SHIGURA
Era o ano de 1983, hoje quase esquecido, mas ainda com os lapsos das aulas que ministrava no extinto Colégio Nova Cidade; as vozes e textos, ainda gestacionais, sobre as "Diretas Já"; os olhares perdidos de Masé, a segundinha, com as mãos sobrando ante a mim, por não saber aonde pô-las.
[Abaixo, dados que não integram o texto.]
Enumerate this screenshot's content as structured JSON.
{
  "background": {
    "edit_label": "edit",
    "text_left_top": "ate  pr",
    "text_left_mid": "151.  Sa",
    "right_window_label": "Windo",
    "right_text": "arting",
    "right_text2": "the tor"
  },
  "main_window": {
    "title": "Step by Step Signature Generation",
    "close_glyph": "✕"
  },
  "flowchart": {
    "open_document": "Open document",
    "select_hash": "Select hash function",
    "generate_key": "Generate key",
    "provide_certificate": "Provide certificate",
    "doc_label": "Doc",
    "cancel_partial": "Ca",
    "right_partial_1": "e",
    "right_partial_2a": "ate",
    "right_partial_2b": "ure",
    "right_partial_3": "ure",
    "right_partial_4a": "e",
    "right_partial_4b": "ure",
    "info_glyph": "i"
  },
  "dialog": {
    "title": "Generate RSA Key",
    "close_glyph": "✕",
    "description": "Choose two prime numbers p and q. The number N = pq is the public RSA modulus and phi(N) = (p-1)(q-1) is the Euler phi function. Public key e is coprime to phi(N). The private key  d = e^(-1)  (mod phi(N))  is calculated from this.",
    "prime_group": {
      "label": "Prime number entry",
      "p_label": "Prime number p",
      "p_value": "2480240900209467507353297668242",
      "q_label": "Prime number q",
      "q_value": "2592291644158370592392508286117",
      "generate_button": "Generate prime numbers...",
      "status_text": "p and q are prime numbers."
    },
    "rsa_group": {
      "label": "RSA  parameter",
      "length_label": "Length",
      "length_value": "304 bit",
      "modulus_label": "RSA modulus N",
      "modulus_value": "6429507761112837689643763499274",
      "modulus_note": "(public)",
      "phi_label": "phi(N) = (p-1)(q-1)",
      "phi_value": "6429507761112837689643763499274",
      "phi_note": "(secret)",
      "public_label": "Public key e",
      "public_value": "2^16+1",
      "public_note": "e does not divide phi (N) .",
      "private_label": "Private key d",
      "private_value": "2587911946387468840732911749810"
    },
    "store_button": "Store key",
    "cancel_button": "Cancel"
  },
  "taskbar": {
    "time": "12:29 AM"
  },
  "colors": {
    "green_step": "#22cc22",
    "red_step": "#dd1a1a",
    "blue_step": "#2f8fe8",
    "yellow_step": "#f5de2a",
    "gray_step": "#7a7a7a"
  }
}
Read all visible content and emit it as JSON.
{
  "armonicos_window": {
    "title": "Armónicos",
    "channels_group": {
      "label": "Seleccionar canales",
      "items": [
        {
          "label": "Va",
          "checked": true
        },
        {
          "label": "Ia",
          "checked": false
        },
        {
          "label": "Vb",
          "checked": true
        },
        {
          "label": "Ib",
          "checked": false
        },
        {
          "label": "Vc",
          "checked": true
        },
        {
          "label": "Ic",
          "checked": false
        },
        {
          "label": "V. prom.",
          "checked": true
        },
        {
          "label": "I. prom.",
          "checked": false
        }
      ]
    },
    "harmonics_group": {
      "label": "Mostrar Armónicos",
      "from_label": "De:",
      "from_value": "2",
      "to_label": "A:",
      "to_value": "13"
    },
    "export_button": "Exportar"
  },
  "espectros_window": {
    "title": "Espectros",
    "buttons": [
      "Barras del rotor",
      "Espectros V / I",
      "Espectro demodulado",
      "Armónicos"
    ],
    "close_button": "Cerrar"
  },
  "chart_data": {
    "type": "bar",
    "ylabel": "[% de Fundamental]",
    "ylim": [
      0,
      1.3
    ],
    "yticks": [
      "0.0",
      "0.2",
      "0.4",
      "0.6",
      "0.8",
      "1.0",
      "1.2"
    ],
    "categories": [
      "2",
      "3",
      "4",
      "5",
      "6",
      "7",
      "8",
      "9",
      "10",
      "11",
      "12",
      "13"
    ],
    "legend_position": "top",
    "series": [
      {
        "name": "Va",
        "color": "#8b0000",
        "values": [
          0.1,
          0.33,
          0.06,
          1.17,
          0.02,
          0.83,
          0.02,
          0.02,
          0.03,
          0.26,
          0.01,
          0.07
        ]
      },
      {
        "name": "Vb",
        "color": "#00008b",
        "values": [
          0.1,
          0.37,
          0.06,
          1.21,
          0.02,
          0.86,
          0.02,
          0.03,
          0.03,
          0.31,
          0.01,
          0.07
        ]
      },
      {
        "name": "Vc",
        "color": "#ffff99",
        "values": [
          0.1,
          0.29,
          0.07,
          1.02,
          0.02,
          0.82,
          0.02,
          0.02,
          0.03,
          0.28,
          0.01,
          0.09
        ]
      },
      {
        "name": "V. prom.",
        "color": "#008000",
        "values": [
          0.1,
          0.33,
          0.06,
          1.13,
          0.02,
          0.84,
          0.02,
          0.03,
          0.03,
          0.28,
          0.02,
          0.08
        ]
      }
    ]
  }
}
Mas, o mais importante deles foi conhecer a personagem desta crônica. Um dia, comentei com Masé que estava a procura de um pintor de parede naquela região ali de Antonina e Nova Cidade. Dias após, ao reencontrá-la, foi ela incisiva na indicação de Shigura, não dando os demais detalhes sobre a pessoa. Fui ao encontro dele curioso, pois podia ser um oriental , um afrodescendente. Nenhuma dessas coisas. Era um jovem brasileiro típico, surrado pelas vicissitudes. Tratamos o serviço, preço e outros detalhes. Na despedida, a curiosidade venceu-me. Por que Shigura? A resposta veio pausada: -Eu era largado, bebia cheirava e dormia nas calçadas. Um dia convidaram-me para um culto jovem numa Igreja Evangélica alí na frente. Quando entrei parecia anjos celestes cantando "Segura na mão de Deus". O poder desse canto entrou na minha alma de maneira tal que jamais voltei aos vícios. Passei a trabalhar, estudar e tornei-me um cristão. Meu nome é Marco Antônio. Insisti, e o Shigura? - Quando eu era largado, houve uma briga e um soco quebrou os dois dentes da frente, então, lá na igreja, quando eu cantava Segura saia Shigura... Meus irmãos, embora quase santos, não me perdoaram... Mas, hoje, só ficou o apelido, porque os dentes Deus me devolveu, olha só...
Não voltei a vê-lo após a conclusão da pintura contratada entretanto, minha fé diz que permanece "Shiguro" nas mãos de Deus.